Cache-aside (lazy loading): the application code first checks the cache. On miss, the application fetches from the database and populates the cache. The application manages cache population. Read-through: the cache sits in front of the database and automatically fetches from the database on miss, transparently to the application. Cache-aside gives the application full control over what is cached. Read-through simplifies application code but all misses go to the same backing store.

What is write-through caching and when should it be used?

Write-through: every write goes to both the cache and the database synchronously before returning success to the client. The cache is always consistent with the database. Use when: reads are frequent and data must be fresh, the latency of a synchronous dual write is acceptable, and data loss on crash is unacceptable. Write-through increases write latency (two writes per operation) but eliminates stale cache reads. It pairs well with read-through for a fully transparent cache layer.

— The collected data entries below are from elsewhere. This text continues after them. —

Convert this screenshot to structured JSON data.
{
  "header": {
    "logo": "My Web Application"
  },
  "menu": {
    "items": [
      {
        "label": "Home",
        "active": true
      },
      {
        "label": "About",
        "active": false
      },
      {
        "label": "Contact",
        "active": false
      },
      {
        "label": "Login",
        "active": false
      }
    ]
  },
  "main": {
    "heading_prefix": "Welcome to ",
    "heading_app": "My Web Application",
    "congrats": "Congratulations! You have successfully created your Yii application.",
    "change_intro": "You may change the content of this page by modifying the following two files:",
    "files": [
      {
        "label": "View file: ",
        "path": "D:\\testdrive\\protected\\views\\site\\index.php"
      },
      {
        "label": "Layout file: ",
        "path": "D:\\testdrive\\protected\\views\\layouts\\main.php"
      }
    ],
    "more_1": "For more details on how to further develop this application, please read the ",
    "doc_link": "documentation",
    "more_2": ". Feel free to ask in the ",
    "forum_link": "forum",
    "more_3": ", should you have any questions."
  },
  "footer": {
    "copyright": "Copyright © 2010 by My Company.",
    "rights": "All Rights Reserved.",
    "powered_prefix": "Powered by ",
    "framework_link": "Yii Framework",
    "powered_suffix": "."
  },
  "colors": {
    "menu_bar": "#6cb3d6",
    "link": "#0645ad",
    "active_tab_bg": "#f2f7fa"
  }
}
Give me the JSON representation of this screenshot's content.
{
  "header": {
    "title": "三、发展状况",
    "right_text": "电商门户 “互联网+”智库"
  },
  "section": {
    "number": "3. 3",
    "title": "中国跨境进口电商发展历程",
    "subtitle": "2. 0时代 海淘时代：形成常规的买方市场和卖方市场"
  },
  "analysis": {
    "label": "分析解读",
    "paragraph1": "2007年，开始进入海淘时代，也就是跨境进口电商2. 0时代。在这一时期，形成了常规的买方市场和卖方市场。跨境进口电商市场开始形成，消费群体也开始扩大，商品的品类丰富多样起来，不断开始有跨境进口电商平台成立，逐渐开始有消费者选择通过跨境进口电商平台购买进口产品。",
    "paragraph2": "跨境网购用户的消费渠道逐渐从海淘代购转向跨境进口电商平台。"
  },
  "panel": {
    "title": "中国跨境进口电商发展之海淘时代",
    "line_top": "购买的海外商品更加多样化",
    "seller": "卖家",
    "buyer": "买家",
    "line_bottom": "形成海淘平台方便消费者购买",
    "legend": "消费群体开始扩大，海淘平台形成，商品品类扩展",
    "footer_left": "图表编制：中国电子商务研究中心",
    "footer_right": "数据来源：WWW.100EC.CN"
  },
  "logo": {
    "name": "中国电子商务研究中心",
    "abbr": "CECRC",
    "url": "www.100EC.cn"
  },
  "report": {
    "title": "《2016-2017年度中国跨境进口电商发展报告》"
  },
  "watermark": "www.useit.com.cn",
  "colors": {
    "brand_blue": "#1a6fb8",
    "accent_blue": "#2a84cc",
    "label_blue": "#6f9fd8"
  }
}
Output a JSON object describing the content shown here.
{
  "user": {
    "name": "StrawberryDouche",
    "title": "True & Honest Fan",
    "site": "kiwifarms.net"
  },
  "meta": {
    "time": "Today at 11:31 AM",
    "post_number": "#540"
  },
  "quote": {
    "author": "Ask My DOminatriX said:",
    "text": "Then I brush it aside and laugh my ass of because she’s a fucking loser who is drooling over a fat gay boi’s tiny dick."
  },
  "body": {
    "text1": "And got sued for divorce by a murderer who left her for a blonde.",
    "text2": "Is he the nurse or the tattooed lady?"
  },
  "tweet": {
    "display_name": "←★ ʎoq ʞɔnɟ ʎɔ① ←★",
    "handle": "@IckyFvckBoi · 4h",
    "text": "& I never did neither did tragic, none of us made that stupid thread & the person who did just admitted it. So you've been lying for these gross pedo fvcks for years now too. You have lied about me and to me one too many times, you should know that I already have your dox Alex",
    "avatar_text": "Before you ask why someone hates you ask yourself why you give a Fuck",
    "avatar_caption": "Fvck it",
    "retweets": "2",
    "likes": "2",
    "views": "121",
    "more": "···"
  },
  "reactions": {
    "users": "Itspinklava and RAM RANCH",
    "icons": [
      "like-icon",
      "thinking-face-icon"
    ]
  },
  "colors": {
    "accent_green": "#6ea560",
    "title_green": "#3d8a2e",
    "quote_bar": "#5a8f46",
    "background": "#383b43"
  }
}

What is the cache stampede problem and how do you solve it?

A cache stampede (thundering herd) occurs when a popular cached item expires and many concurrent requests simultaneously miss the cache and all query the database at once. This can overwhelm the database. Solutions: (1) Mutex / distributed lock: the first miss acquires a lock, fetches from DB, populates cache; subsequent misses wait for the lock then read from cache. (2) Probabilistic early expiry: before the TTL expires, each request has a small probability of refreshing early, spreading the load over time. (3) Request coalescing: deduplicate concurrent misses for the same key, making only one DB call.

When should you use write-behind (write-back) caching?

Write-behind: writes go to the cache immediately and are asynchronously flushed to the database in batches. This maximizes write throughput (cache absorbs write bursts) and reduces database write amplification. Use when: write throughput exceeds DB capacity, slight data loss on cache crash is acceptable (or mitigated by WAL), and the application can tolerate eventual database consistency. Write-behind is used in gaming leaderboards, IoT sensor ingestion, and analytics counters where losing a few recent writes is acceptable.

How do you prevent cache pollution from large sequential scans?

Large scans (like bulk exports or analytics queries) can evict frequently-used items from the cache if using LRU. Solutions: (1) Scan-resistant eviction: use LRU-K (evict based on K-th most recent access) or CLOCK-Pro, which resists one-time scans. (2) Separate cache pools: route scan queries to a dedicated cache pool with aggressive eviction, protecting the main pool. (3) Bypass cache for scans: detect large range queries and route them directly to the database or a read replica. (4) Prefetch aware caching: explicitly mark scanned items as low-priority.